A MIDDLEWICH teenager is embarking on a fundraising drive, having been selected to represent the Girlguides in a volunteer’s trip to Malawi next year.

Thirteen-year-old Leah Smelt, of Nantwich Road, will travel to Africa in under a year to help teach less fortunate children how to read and write English.

Leah, a Middlewich High School pupil, was put through a two-stage selection process in Sandiway and then Clitheroe, before being selected to work alongside the Book Bus Charity.

Leah said: “I was feeling quite nervous and I wasn’t expecting anything much to come of it. I just knew that I had to try my best and help out with everything.

“When I got the letter through I was quite excited. We will be helping children read books, and it’s all voluntary.
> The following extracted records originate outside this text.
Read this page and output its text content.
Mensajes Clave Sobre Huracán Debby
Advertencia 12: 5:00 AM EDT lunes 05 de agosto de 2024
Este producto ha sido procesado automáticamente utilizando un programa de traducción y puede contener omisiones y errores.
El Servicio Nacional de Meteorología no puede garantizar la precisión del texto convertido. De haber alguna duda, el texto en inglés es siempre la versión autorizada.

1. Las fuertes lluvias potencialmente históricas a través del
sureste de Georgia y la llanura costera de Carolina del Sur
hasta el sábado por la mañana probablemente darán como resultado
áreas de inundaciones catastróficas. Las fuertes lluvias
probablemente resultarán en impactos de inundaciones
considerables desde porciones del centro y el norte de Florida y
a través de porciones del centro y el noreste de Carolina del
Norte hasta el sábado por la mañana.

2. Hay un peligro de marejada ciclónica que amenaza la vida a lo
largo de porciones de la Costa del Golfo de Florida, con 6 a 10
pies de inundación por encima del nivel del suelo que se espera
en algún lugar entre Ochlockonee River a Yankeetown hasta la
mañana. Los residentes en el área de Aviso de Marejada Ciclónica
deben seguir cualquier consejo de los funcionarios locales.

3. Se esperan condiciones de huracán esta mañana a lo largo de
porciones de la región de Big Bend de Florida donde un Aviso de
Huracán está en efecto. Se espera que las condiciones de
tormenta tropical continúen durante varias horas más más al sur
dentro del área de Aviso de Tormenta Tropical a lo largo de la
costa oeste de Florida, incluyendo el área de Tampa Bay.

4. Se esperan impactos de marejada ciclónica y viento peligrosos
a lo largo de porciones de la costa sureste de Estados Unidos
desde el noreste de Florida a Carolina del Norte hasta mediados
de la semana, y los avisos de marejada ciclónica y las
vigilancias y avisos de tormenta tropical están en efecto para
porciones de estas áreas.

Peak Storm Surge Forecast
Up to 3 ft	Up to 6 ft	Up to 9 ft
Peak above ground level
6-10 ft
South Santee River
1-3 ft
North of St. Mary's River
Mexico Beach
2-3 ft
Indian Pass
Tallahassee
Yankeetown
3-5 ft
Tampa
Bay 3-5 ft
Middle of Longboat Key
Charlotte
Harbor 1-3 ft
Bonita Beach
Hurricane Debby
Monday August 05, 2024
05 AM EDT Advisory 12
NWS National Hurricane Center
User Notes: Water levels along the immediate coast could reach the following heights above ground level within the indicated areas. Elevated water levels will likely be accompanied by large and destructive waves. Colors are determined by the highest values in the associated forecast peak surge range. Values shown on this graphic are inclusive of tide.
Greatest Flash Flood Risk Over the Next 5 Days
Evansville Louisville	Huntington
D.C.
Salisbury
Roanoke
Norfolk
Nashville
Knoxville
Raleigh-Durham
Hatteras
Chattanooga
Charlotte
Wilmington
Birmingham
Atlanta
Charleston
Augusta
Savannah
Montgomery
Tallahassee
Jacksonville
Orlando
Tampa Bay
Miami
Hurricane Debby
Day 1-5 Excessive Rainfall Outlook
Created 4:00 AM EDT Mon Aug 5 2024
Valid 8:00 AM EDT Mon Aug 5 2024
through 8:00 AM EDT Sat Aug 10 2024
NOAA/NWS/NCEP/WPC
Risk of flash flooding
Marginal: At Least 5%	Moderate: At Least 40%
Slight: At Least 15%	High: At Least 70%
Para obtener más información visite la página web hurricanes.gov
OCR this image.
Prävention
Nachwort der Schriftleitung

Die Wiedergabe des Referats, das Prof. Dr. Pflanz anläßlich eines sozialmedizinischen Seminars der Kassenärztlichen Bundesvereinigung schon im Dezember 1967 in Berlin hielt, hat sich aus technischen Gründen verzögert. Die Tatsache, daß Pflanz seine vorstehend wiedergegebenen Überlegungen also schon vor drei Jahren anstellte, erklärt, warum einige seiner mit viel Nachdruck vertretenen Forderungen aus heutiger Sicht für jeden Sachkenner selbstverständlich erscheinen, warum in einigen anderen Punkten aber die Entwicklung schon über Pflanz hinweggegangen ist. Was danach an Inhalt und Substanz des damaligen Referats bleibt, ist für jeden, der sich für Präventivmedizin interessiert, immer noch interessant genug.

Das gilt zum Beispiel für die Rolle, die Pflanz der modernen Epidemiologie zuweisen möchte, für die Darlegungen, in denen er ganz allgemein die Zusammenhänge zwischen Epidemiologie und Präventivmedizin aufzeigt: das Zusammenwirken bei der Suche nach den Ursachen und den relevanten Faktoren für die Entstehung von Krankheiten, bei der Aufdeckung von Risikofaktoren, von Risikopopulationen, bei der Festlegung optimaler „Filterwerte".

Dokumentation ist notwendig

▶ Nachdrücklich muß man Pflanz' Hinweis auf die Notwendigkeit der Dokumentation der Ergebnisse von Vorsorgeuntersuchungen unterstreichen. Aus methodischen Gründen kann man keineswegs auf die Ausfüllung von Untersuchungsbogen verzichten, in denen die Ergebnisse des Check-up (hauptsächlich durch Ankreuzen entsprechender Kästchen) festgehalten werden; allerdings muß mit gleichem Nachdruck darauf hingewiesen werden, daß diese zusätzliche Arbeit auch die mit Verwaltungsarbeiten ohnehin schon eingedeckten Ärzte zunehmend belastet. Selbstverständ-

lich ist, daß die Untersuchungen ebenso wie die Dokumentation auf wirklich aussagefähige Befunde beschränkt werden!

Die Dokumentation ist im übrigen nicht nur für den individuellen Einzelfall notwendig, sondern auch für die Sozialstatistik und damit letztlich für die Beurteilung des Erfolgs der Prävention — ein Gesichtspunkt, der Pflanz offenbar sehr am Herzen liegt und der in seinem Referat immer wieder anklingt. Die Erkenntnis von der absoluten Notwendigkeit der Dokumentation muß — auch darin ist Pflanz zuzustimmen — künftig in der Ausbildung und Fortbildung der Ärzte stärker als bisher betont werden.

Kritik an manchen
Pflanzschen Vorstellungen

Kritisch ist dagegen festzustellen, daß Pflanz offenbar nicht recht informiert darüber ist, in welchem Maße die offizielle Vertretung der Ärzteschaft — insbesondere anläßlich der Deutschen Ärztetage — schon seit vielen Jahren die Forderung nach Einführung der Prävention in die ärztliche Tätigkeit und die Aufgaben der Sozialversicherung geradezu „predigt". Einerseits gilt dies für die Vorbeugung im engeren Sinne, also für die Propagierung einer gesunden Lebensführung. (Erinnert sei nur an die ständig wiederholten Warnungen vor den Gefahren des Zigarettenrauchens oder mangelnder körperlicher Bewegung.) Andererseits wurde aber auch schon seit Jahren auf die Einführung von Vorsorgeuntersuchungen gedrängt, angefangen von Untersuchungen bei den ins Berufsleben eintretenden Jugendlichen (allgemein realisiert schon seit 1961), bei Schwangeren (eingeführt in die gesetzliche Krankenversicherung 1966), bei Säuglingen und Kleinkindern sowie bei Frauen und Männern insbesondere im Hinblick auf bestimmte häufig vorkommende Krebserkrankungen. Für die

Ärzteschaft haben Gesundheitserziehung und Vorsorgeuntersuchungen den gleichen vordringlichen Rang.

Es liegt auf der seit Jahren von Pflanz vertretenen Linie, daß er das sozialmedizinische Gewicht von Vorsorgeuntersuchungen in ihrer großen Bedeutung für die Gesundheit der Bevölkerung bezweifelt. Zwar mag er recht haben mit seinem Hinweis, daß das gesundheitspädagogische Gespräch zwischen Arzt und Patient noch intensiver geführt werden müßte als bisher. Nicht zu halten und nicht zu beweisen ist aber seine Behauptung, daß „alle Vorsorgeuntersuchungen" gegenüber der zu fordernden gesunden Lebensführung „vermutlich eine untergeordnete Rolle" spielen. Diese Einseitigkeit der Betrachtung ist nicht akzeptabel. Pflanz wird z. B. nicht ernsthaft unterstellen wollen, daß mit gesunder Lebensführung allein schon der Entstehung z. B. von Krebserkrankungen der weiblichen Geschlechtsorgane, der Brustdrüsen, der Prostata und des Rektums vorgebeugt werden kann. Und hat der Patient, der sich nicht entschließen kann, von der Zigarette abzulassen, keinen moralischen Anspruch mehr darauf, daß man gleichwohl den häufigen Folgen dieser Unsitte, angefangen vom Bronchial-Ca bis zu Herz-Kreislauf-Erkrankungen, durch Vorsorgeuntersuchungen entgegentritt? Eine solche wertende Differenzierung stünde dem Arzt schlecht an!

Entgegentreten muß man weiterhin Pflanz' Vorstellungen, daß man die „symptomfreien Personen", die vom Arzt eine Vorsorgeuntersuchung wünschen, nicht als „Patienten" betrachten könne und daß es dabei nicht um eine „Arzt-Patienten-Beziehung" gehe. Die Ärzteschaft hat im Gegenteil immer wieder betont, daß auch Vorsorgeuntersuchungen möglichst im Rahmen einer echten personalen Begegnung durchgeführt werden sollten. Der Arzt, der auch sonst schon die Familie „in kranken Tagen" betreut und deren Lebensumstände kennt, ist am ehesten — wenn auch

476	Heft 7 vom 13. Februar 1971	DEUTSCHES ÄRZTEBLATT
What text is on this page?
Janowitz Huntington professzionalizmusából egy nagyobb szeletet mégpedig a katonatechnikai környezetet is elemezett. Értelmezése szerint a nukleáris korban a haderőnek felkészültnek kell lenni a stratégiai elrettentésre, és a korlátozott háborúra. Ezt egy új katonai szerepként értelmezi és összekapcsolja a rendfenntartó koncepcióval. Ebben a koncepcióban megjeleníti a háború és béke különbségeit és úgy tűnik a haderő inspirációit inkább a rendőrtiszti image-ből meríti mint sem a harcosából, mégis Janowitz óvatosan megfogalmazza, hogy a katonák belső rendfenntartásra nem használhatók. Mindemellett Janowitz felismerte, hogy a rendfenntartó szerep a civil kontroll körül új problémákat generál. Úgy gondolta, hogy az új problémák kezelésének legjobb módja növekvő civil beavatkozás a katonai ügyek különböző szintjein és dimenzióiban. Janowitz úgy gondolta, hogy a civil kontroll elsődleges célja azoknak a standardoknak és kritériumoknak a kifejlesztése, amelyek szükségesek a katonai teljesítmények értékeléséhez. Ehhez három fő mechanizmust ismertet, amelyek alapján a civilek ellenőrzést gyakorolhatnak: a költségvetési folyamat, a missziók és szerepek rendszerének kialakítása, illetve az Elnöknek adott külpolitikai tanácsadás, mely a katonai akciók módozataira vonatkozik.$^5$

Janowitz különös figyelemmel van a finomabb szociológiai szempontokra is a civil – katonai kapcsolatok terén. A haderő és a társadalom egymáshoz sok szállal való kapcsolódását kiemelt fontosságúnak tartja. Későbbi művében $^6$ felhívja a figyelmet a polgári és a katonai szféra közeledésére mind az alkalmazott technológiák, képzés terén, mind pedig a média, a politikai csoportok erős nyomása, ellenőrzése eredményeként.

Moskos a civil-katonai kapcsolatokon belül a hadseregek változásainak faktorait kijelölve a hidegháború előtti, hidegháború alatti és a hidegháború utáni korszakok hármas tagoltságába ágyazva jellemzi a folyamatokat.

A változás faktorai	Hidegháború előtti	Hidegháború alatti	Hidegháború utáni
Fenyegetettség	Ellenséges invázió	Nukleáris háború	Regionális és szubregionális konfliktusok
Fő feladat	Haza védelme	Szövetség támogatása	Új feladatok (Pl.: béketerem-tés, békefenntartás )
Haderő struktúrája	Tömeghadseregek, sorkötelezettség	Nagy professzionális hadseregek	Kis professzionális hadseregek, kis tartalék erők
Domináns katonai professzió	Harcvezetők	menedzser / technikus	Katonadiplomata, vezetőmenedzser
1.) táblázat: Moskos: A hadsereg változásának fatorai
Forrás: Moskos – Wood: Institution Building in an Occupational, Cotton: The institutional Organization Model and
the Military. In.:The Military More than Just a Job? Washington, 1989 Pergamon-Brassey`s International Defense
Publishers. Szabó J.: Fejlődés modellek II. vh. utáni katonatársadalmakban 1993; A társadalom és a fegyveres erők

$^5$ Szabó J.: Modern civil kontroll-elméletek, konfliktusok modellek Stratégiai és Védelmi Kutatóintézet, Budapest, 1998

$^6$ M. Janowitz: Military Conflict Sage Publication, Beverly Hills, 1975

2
“It will just be a great experience. I am nervous for the injections, but once that’s out of the way I will be alright.”

Because the trip is voluntary and charitable, Leah will have to raise the £1,800 needed to travel by next spring.

Having already received two generous donations from a local nursery and the rotary club, Leah is now looking to raise money by other methods including coffee mornings and bag packing.

Leah’s parents, Karen and Ian, say the experience will be a once in a lifetime opportunity for their daughter, who started at Winsford Brownies aged seven before moving onto Winsford Girlguides.

Ian said: “We were overjoyed. She is the youngest out of the girls that are going, significantly younger than some of the others.

“To send off your little one is worrying in one way but it’s an opportunity that we can’t not let her take.

“To a lot of people it will be a once in a lifetime opportunity – it’s not something we could just offer her.”

While Leah is at the beginning of her fundraising drive, she is planning to set up an online donations page and accept donations via Middlewich High School and Winsford Girlguiding.